KasperSkytte commented 2 years ago

You just need to give adonis and anosim the data in the ampvis2_obj$abund data.frame. You don't need to use the output from amp_ordinate. You may need to transpose the data.frame first

KasperSkytte commented 2 years ago

You got it spinning?

KasperSkytte commented 2 years ago

Closing due to inactivity. Feel free to reopen.

emihoe commented 2 years ago

Sorry, for the slow reply.

I managed to calculate Adonis and ANOSIM of bray-curtis distance matrix from my phyloseq object converted to Vegan format, but what I really want to do it analyse the significance of the RDA plot. I want to tell the reviewer that based on RDA the clustering is significant.

If I take the data from the ampvis2_obj$abund into a data frame won't I just get the same thing?

How do I tell if the RDA clustering is significant?

Is there a way to make a data.frame from this ordination? How do I do this specifically?

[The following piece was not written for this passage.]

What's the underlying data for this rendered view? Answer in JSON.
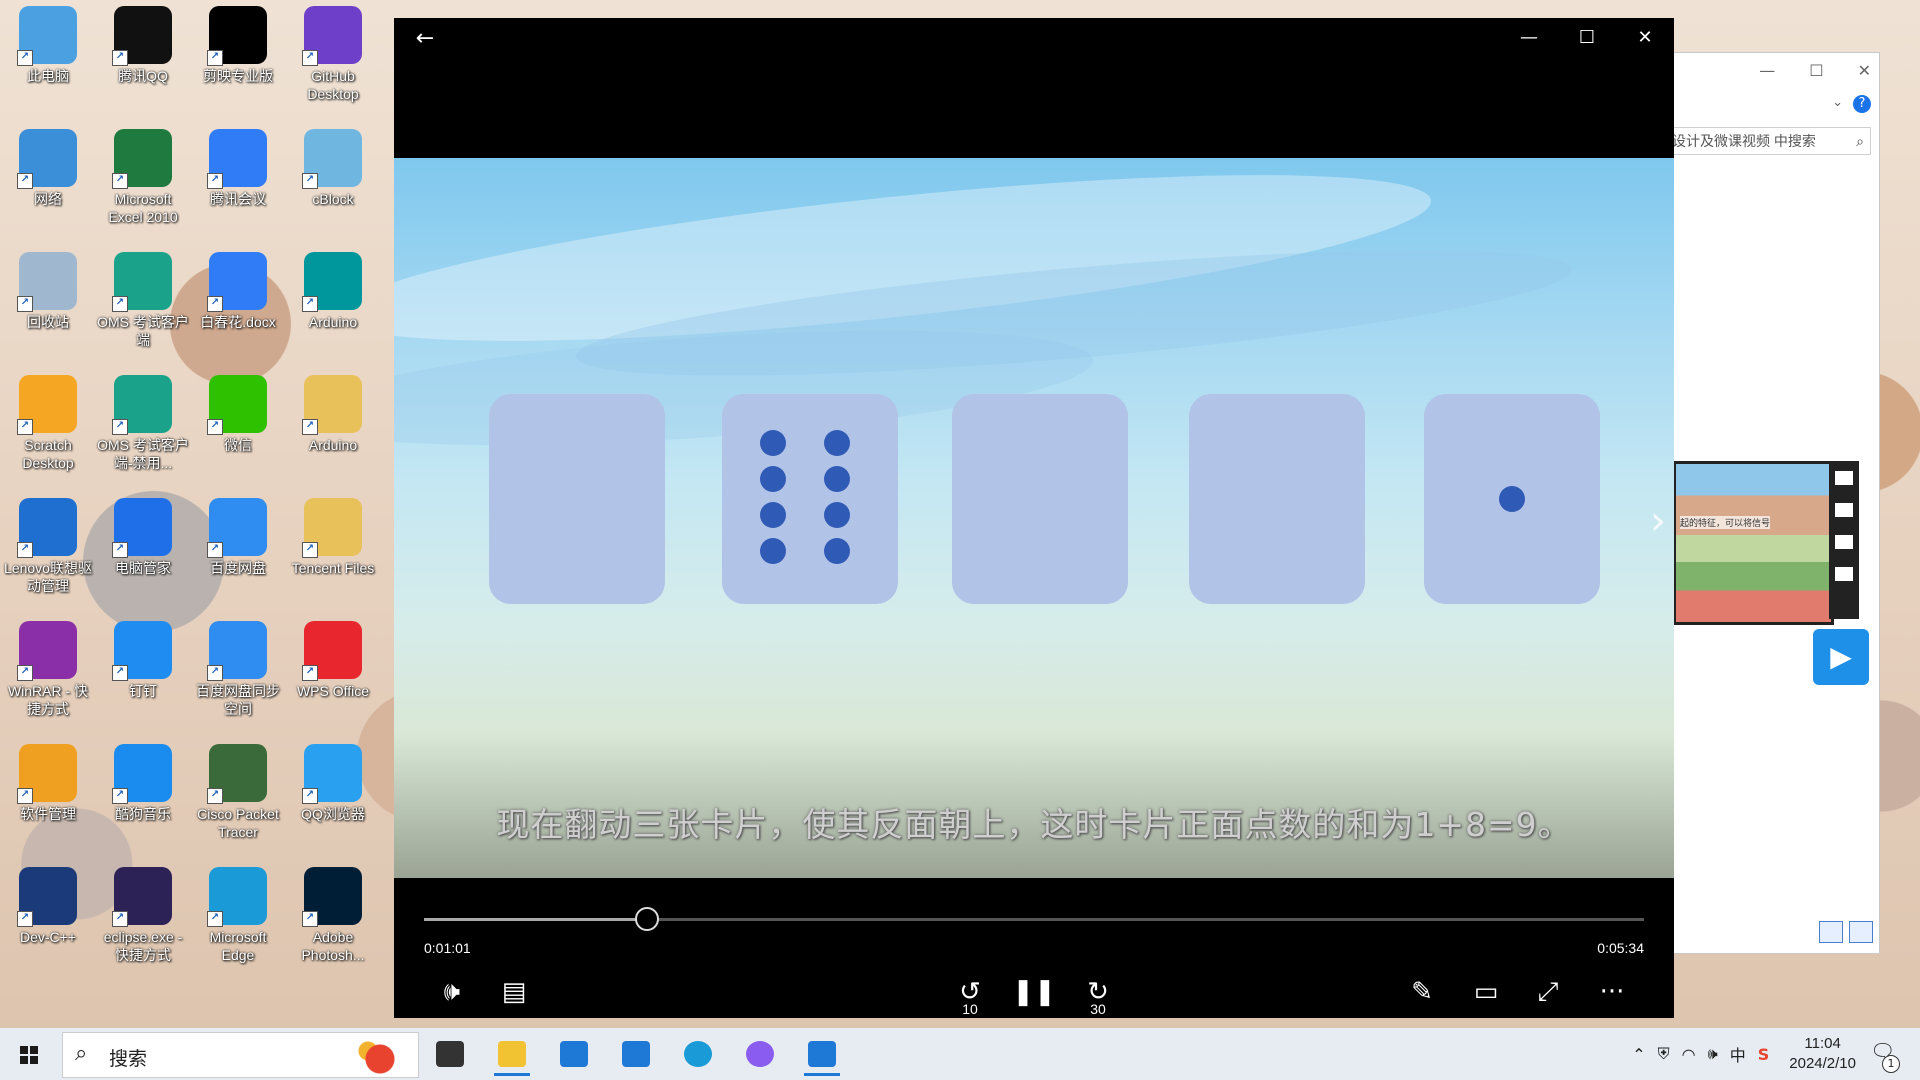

Sorry for being a bit dense, I'm still trying to teach myself R.

Thank you!

KasperSkytte commented 2 years ago

Hi again

RDA itself is not a statistical hypothesis test. It's purely explorative and only highlights a portion of the variance in the data. It only shows the variance along two dimensions (eigenvectors), not the full n-1 dimensions (n is the number of OTUs/ASVs). So if you want to test for differences between groups of samples, it's best to use a test like ANOSIM or PERMANOVA on the abundance table itself.

To extract the same sites (samples) and species (OTUs, if enabled) scores (coordinates) on the two most significant dimensions shown in a RDA plot produced from amp_ordinate, you can use the plot data plot$plot_env$sitescores and plot$plot_env$speciesscores. It's the same as when setting detailed_output = TRUE and running vegan::scores(ord_obj$model, display = "sites", choices = c("RDA1", "RDA2")) etc. It might be handy to filter the data a bit, which is done by default by amp_ordinate by the filter_otus() function, see details.